- Consensus secondary structure of psaA RNAs

Identifiers
- Symbol: psaA RNA
- Rfam: RF01752

Other data
- RNA type: Cis-regulatory element
- Domain(s): cyanobacteria
- PDB structures: PDBe

= PsaA RNA motif =

The psaA RNA motif describes a class of RNAs with a common secondary structure. psaA RNAs are exclusively found in locations that presumably correspond to the 5' untranslated regions of operons formed of psaA and psaB genes. For this reason, it was hypothesized that psaA RNAs function as cis-regulatory elements of these genes. The psaAB genes encode proteins that form subunits in the photosystem I structure used for photosynthesis. psaA RNAs have been detected only in cyanobacteria, which is consistent with their association with photosynthesis.

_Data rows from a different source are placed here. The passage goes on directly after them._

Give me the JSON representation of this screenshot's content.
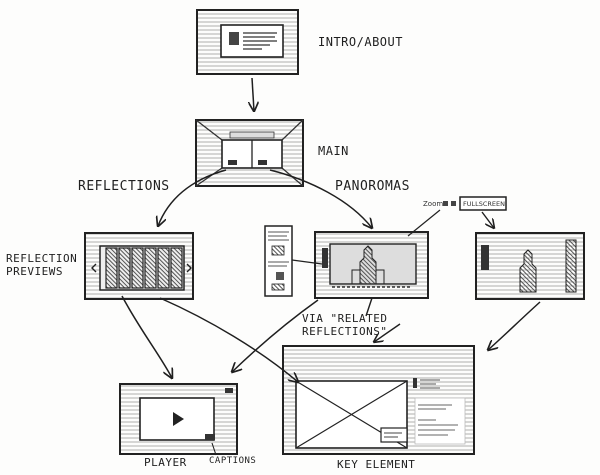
{
  "labels": {
    "intro": "INTRO/ABOUT",
    "main": "MAIN",
    "reflections": "REFLECTIONS",
    "panoramas": "PANOROMAS",
    "reflection_previews_1": "REFLECTION",
    "reflection_previews_2": "PREVIEWS",
    "zoom": "Zoom",
    "fullscreen": "FULLSCREEN",
    "via_1": "VIA \"RELATED",
    "via_2": "REFLECTIONS\"",
    "player": "PLAYER",
    "captions": "CAPTIONS",
    "key_element": "KEY ELEMENT"
  }
}
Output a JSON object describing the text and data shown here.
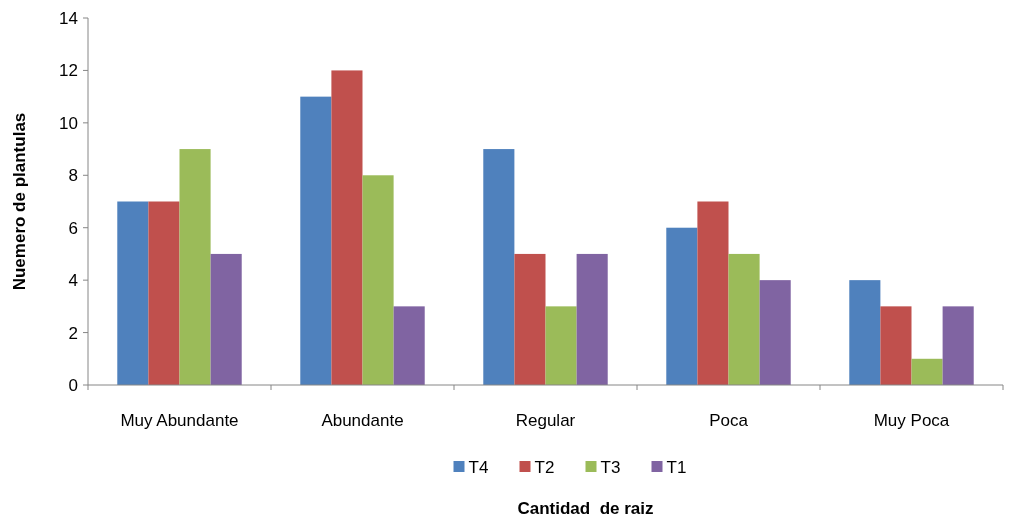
{
  "chart_data": {
    "type": "bar",
    "xlabel": "Cantidad  de raiz",
    "ylabel": "Nuemero de plantulas",
    "categories": [
      "Muy Abundante",
      "Abundante",
      "Regular",
      "Poca",
      "Muy Poca"
    ],
    "series": [
      {
        "name": "T4",
        "color": "#4f81bd",
        "values": [
          7,
          11,
          9,
          6,
          4
        ]
      },
      {
        "name": "T2",
        "color": "#c0504d",
        "values": [
          7,
          12,
          5,
          7,
          3
        ]
      },
      {
        "name": "T3",
        "color": "#9bbb59",
        "values": [
          9,
          8,
          3,
          5,
          1
        ]
      },
      {
        "name": "T1",
        "color": "#8064a2",
        "values": [
          5,
          3,
          5,
          4,
          3
        ]
      }
    ],
    "ylim": [
      0,
      14
    ],
    "yticks": [
      0,
      2,
      4,
      6,
      8,
      10,
      12,
      14
    ],
    "grid": false,
    "legend": "bottom"
  }
}
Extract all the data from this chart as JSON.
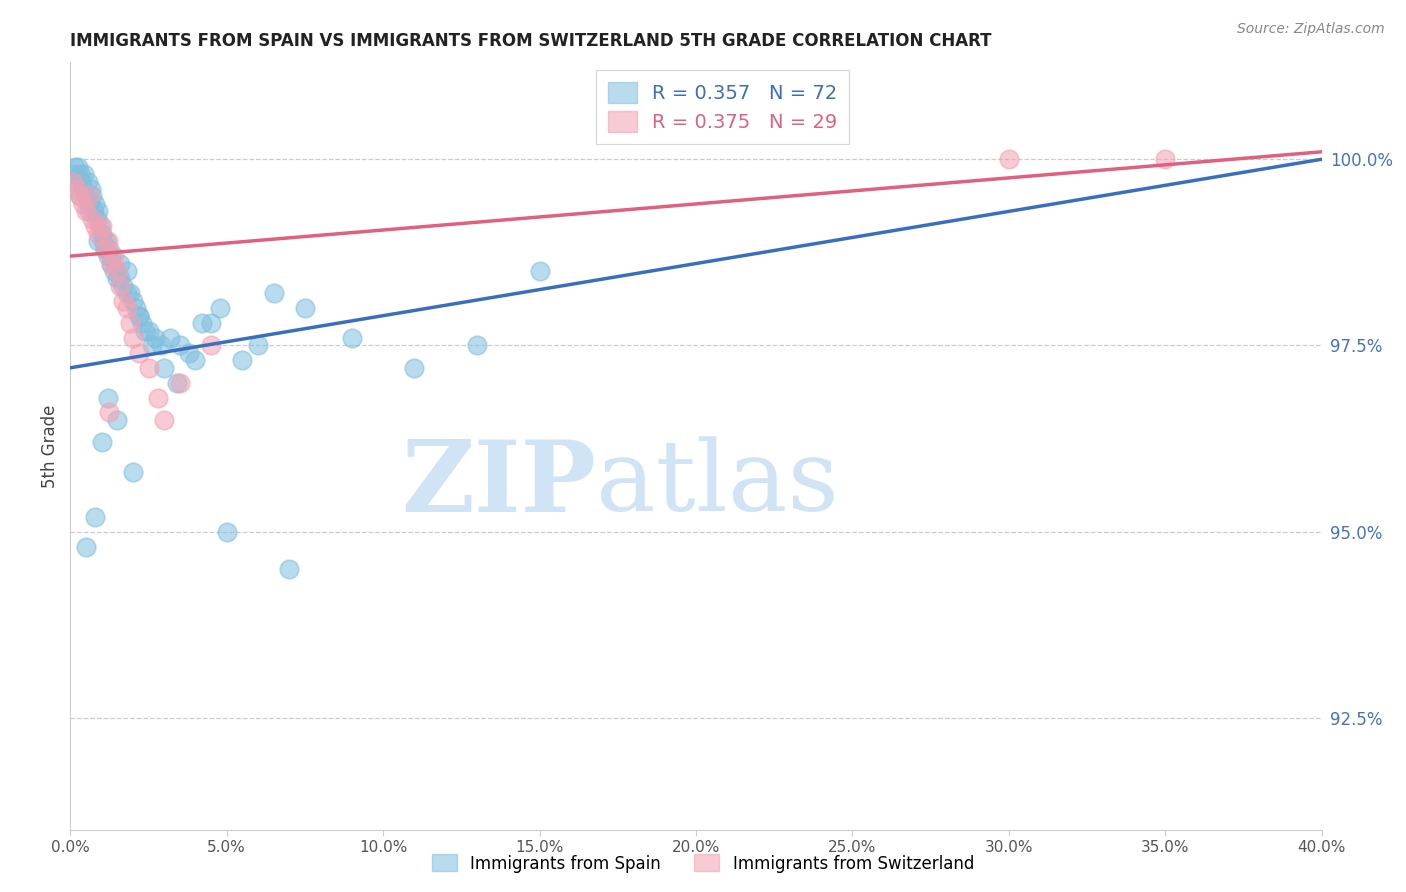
{
  "title": "IMMIGRANTS FROM SPAIN VS IMMIGRANTS FROM SWITZERLAND 5TH GRADE CORRELATION CHART",
  "source": "Source: ZipAtlas.com",
  "ylabel": "5th Grade",
  "y_ticks": [
    92.5,
    95.0,
    97.5,
    100.0
  ],
  "y_tick_labels": [
    "92.5%",
    "95.0%",
    "97.5%",
    "100.0%"
  ],
  "x_min": 0.0,
  "x_max": 40.0,
  "y_min": 91.0,
  "y_max": 101.3,
  "blue_R": 0.357,
  "blue_N": 72,
  "pink_R": 0.375,
  "pink_N": 29,
  "blue_color": "#7fbfdf",
  "pink_color": "#f4a0b0",
  "blue_line_color": "#3a6fbf",
  "pink_line_color": "#e06080",
  "blue_line_x0": 0.0,
  "blue_line_y0": 97.2,
  "blue_line_x1": 40.0,
  "blue_line_y1": 100.0,
  "pink_line_x0": 0.0,
  "pink_line_y0": 98.7,
  "pink_line_x1": 40.0,
  "pink_line_y1": 100.1,
  "watermark_zip": "ZIP",
  "watermark_atlas": "atlas",
  "watermark_color": "#d0e4f5",
  "legend_blue_label": "R = 0.357   N = 72",
  "legend_pink_label": "R = 0.375   N = 29",
  "blue_scatter_x": [
    0.1,
    0.15,
    0.2,
    0.25,
    0.3,
    0.35,
    0.4,
    0.45,
    0.5,
    0.55,
    0.6,
    0.65,
    0.7,
    0.75,
    0.8,
    0.85,
    0.9,
    0.95,
    1.0,
    1.05,
    1.1,
    1.15,
    1.2,
    1.25,
    1.3,
    1.4,
    1.5,
    1.6,
    1.7,
    1.8,
    1.9,
    2.0,
    2.1,
    2.2,
    2.3,
    2.5,
    2.7,
    2.9,
    3.2,
    3.5,
    3.8,
    4.2,
    4.8,
    5.5,
    6.0,
    6.5,
    7.5,
    9.0,
    11.0,
    13.0,
    15.0,
    1.2,
    1.5,
    2.0,
    0.5,
    0.8,
    1.0,
    0.3,
    0.6,
    0.9,
    1.3,
    1.6,
    1.8,
    2.2,
    2.4,
    2.6,
    3.0,
    3.4,
    4.0,
    4.5,
    5.0,
    7.0
  ],
  "blue_scatter_y": [
    99.8,
    99.9,
    99.7,
    99.9,
    99.8,
    99.7,
    99.6,
    99.8,
    99.5,
    99.7,
    99.4,
    99.6,
    99.5,
    99.3,
    99.4,
    99.2,
    99.3,
    99.1,
    99.0,
    98.9,
    98.8,
    98.9,
    98.7,
    98.8,
    98.6,
    98.5,
    98.4,
    98.6,
    98.3,
    98.5,
    98.2,
    98.1,
    98.0,
    97.9,
    97.8,
    97.7,
    97.6,
    97.5,
    97.6,
    97.5,
    97.4,
    97.8,
    98.0,
    97.3,
    97.5,
    98.2,
    98.0,
    97.6,
    97.2,
    97.5,
    98.5,
    96.8,
    96.5,
    95.8,
    94.8,
    95.2,
    96.2,
    99.5,
    99.3,
    98.9,
    98.7,
    98.4,
    98.2,
    97.9,
    97.7,
    97.5,
    97.2,
    97.0,
    97.3,
    97.8,
    95.0,
    94.5
  ],
  "pink_scatter_x": [
    0.1,
    0.2,
    0.3,
    0.4,
    0.5,
    0.6,
    0.7,
    0.8,
    0.9,
    1.0,
    1.1,
    1.2,
    1.3,
    1.4,
    1.5,
    1.6,
    1.7,
    1.8,
    1.9,
    2.0,
    2.2,
    2.5,
    2.8,
    3.0,
    3.5,
    4.5,
    30.0,
    35.0,
    1.25
  ],
  "pink_scatter_y": [
    99.7,
    99.6,
    99.5,
    99.4,
    99.3,
    99.5,
    99.2,
    99.1,
    99.0,
    99.1,
    98.8,
    98.9,
    98.6,
    98.7,
    98.5,
    98.3,
    98.1,
    98.0,
    97.8,
    97.6,
    97.4,
    97.2,
    96.8,
    96.5,
    97.0,
    97.5,
    100.0,
    100.0,
    96.6
  ]
}
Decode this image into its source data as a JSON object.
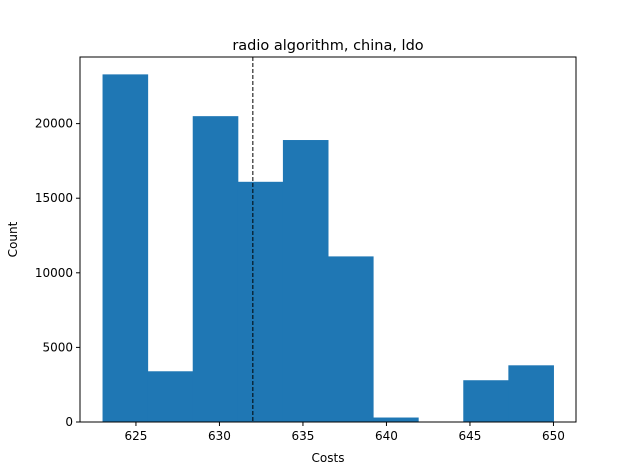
{
  "chart_data": {
    "type": "bar",
    "title": "radio algorithm, china, ldo",
    "xlabel": "Costs",
    "ylabel": "Count",
    "bin_edges": [
      623.0,
      625.7,
      628.4,
      631.1,
      633.8,
      636.5,
      639.2,
      641.9,
      644.6,
      647.3,
      650.0
    ],
    "values": [
      23300,
      3400,
      20500,
      16100,
      18900,
      11100,
      300,
      0,
      2800,
      3800
    ],
    "xlim": [
      621.65,
      651.35
    ],
    "ylim": [
      0,
      24465
    ],
    "xticks": [
      625,
      630,
      635,
      640,
      645,
      650
    ],
    "yticks": [
      0,
      5000,
      10000,
      15000,
      20000
    ],
    "reference_line": {
      "x": 632,
      "style": "dashed",
      "color": "#000000"
    },
    "bar_color": "#1f77b4",
    "grid": false,
    "legend": "none"
  }
}
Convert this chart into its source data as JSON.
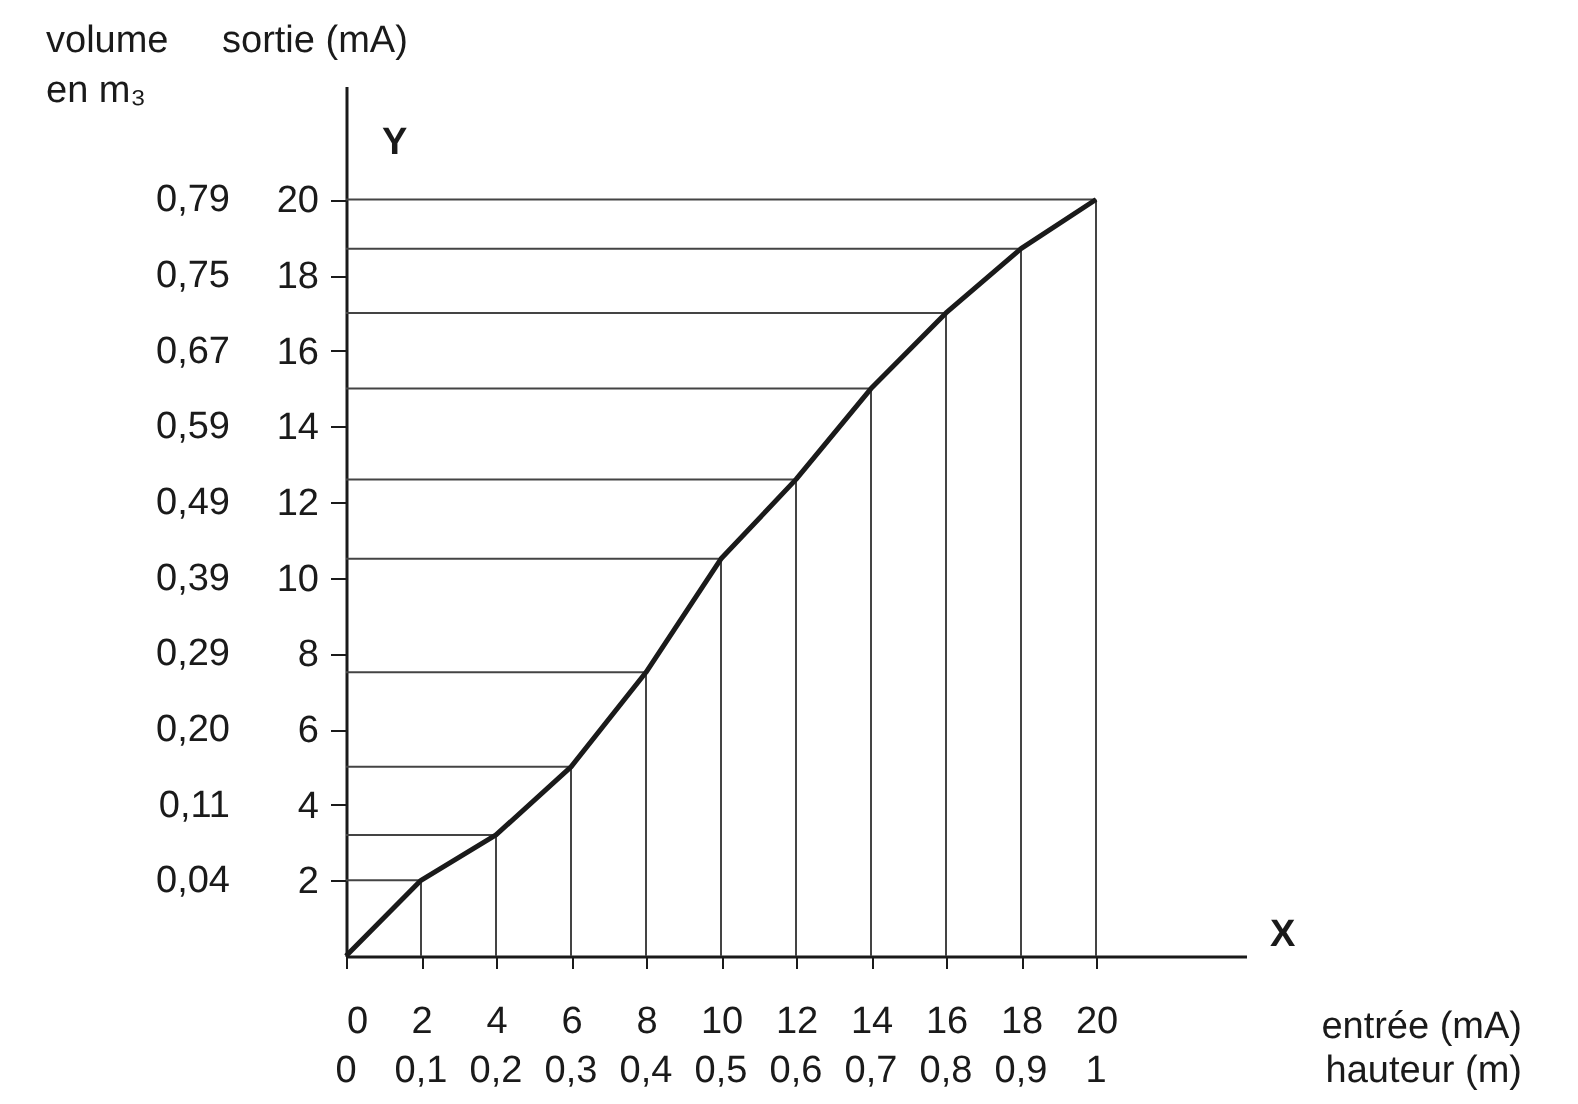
{
  "chart_data": {
    "type": "line",
    "xlabel": "entrée (mA)",
    "x2label": "hauteur (m)",
    "ylabel": "sortie (mA)",
    "y2label": "volume\nen m₃",
    "annotations": [
      "Y",
      "X",
      "0,04",
      "0,11",
      "0,20",
      "0,29",
      "0,39",
      "0,49",
      "0,59",
      "0,67",
      "0,75",
      "0,79"
    ],
    "marker": "none",
    "line_style": "solid",
    "xlim": [
      0,
      24
    ],
    "ylim": [
      0,
      23
    ],
    "x2lim": [
      0,
      1.2
    ],
    "xticks": [
      0,
      2,
      4,
      6,
      8,
      10,
      12,
      14,
      16,
      18,
      20
    ],
    "x2ticks": [
      0,
      {
        "value": 0.1,
        "label": "0,1"
      },
      {
        "value": 0.2,
        "label": "0,2"
      },
      {
        "value": 0.3,
        "label": "0,3"
      },
      {
        "value": 0.4,
        "label": "0,4"
      },
      {
        "value": 0.5,
        "label": "0,5"
      },
      {
        "value": 0.6,
        "label": "0,6"
      },
      {
        "value": 0.7,
        "label": "0,7"
      },
      {
        "value": 0.8,
        "label": "0,8"
      },
      {
        "value": 0.9,
        "label": "0,9"
      },
      1
    ],
    "yticks": [
      2,
      4,
      6,
      8,
      10,
      12,
      14,
      16,
      18,
      20
    ],
    "series": [
      {
        "color": "#1a1a1a",
        "x": [
          0,
          2,
          4,
          6,
          8,
          10,
          12,
          14,
          16,
          18,
          20
        ],
        "values": [
          0,
          2,
          3.2,
          5,
          7.5,
          10.5,
          12.6,
          15,
          17,
          18.7,
          20
        ]
      },
      {
        "color": "#444444",
        "x": [
          0,
          2
        ],
        "values": [
          2,
          2
        ]
      },
      {
        "color": "#444444",
        "x": [
          0,
          4
        ],
        "values": [
          3.2,
          3.2
        ]
      },
      {
        "color": "#444444",
        "x": [
          0,
          6
        ],
        "values": [
          5,
          5
        ]
      },
      {
        "color": "#444444",
        "x": [
          0,
          8
        ],
        "values": [
          7.5,
          7.5
        ]
      },
      {
        "color": "#444444",
        "x": [
          0,
          10
        ],
        "values": [
          10.5,
          10.5
        ]
      },
      {
        "color": "#444444",
        "x": [
          0,
          12
        ],
        "values": [
          12.6,
          12.6
        ]
      },
      {
        "color": "#444444",
        "x": [
          0,
          14
        ],
        "values": [
          15,
          15
        ]
      },
      {
        "color": "#444444",
        "x": [
          0,
          16
        ],
        "values": [
          17,
          17
        ]
      },
      {
        "color": "#444444",
        "x": [
          0,
          18
        ],
        "values": [
          18.7,
          18.7
        ]
      },
      {
        "color": "#444444",
        "x": [
          0,
          20
        ],
        "values": [
          20,
          20
        ]
      },
      {
        "color": "#444444",
        "x": [
          2,
          2
        ],
        "values": [
          0,
          2
        ]
      },
      {
        "color": "#444444",
        "x": [
          4,
          4
        ],
        "values": [
          0,
          3.2
        ]
      },
      {
        "color": "#444444",
        "x": [
          6,
          6
        ],
        "values": [
          0,
          5
        ]
      },
      {
        "color": "#444444",
        "x": [
          8,
          8
        ],
        "values": [
          0,
          7.5
        ]
      },
      {
        "color": "#444444",
        "x": [
          10,
          10
        ],
        "values": [
          0,
          10.5
        ]
      },
      {
        "color": "#444444",
        "x": [
          12,
          12
        ],
        "values": [
          0,
          12.6
        ]
      },
      {
        "color": "#444444",
        "x": [
          14,
          14
        ],
        "values": [
          0,
          15
        ]
      },
      {
        "color": "#444444",
        "x": [
          16,
          16
        ],
        "values": [
          0,
          17
        ]
      },
      {
        "color": "#444444",
        "x": [
          18,
          18
        ],
        "values": [
          0,
          18.7
        ]
      },
      {
        "color": "#444444",
        "x": [
          20,
          20
        ],
        "values": [
          0,
          20
        ]
      }
    ]
  }
}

psaAB genes are known to be regulated in species of cyanobacteria that do not use psaA RNAs, and this system of regulation involves transcription factor proteins. In this system, the expression of psaAB genes is increased when cells are growing with limited amount of light, presumably to maximize their energy from the limited resource. On the other hand, the genes' expression is reduced when light levels are high, presumable to reduce damage that can be caused by free radicals that are a byproduct of photosynthesis. A region of the psaA RNA motif corresponds to the expected sequence of a binding site of the NtcA protein, which is involved in nitrogen regulation.

Structurally, the psaA RNA motif consists of a somewhat complex arrangement of stems resulting from base pairing, and many stem-loops are terminated by the stable UNCG tetraloop. Most of the conserved nucleotides in the motif participate in standard Watson-Crick base pairs. However, since the precise function of psaA RNAs is unknown, it is also unknown what biochemical role these features play.